Fiction Review: Saving CeeCee Honeycutt

My mom read Saving CeeCee Honeycutt by Beth Hoffman on our recent Thanksgiving vacation and handed it to me as soon as she finished it!  I enjoyed this coming-of-age tale very much.

First, let me admit that I'm not a big fan of so-called Southern fiction.  Certainly, I loved some of the exemplary books that started this genre (I don't really think it should be its own genre) like The Secret Life of Bees by Sue Monk Kidd and all of Rebecca Wells' novels, but there have been a lot of shallow copycats getting by with their southern setting and the requisite cast of colorful women characters.

Saving Cee Cee Honeycutt has those elements, but it also has a surprising emotional depth.  Yes, it has the wise, kind black servant woman who takes the damaged child under her wing amid homestyle southern cooking, but this novel also deals with some very serious issues, including racial discrimination and mental illness, with intelligence and grace.

The story begins in the north, with CeeCee, a young girl in Ohio, who has spent most of her life taking care of her mentally ill mother, while her father stays busy (and stays away) traveling for work.  When tragedy hits, CeeCee is taken in by her great-aunt Tootie (I had a great-aunt Tootie, too!) whom she hasn't seen since she was an infant.  Tootie whisks her away to her beautiful home in Savannah, where the healing process begins.

I found the novel compelling, its characters interesting, and its plot unique.  I thoroughly enjoyed reading it.  My only complaint - and it's a minor one - would be the lack of any decent male characters at all.  Every single man in the novel (with one exception who was dead) was either a liar, a cheater, a jerk, or all three.  While I'm all for girl power and understand that the main theme was the healing power of women, I felt the lack of any good male characters at all felt a bit artificial.  As I said, it's a minor complaint, as the novel overall was very satisfying, even to a northern girl like myself.  And if you generally like Southern fiction, then you'll love this novel even more.

306 pages, Penguin Books


  1. Sue I dont like Southern fiction either but this one.... I loved. :)

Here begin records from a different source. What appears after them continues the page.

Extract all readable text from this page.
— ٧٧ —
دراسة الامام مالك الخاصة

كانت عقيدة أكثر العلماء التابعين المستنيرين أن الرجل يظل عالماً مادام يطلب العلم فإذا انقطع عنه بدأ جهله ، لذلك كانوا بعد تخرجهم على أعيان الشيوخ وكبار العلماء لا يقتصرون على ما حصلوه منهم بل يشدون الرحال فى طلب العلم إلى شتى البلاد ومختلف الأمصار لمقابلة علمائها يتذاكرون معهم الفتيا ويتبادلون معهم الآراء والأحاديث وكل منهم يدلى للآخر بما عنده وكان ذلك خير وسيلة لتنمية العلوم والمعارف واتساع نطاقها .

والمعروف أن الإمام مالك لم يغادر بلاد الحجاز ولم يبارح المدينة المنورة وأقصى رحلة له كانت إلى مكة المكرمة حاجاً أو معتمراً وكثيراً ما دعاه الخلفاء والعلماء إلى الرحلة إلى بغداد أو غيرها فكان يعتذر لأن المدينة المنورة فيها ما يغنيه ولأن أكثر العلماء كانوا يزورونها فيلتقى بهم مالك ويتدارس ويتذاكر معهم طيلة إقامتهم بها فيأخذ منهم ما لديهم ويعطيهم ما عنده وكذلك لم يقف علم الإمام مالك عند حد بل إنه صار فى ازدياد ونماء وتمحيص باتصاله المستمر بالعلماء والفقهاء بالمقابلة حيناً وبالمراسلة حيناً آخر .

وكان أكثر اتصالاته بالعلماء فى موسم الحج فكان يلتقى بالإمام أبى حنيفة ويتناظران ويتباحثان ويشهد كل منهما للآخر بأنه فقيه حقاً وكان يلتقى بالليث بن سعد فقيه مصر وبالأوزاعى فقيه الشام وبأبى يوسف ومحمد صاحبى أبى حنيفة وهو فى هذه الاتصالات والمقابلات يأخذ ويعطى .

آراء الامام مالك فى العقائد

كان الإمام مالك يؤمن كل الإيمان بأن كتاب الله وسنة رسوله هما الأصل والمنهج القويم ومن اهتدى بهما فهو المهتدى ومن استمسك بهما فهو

  2. I thoroughly enjoyed the beginning the book and felt that the storyline had great potential. And I absolutely love the archetypal wise, old black woman character in fiction, but I felt that some of the subplots were outrageously overblown and that fact really took away from what could have been a very powerful story. And you have a good point about the lack of positive male figures and about Southern fiction in general. Overall, Saving CeeCee Honeycutt felt like a poor imitation of Secret Life of Bees.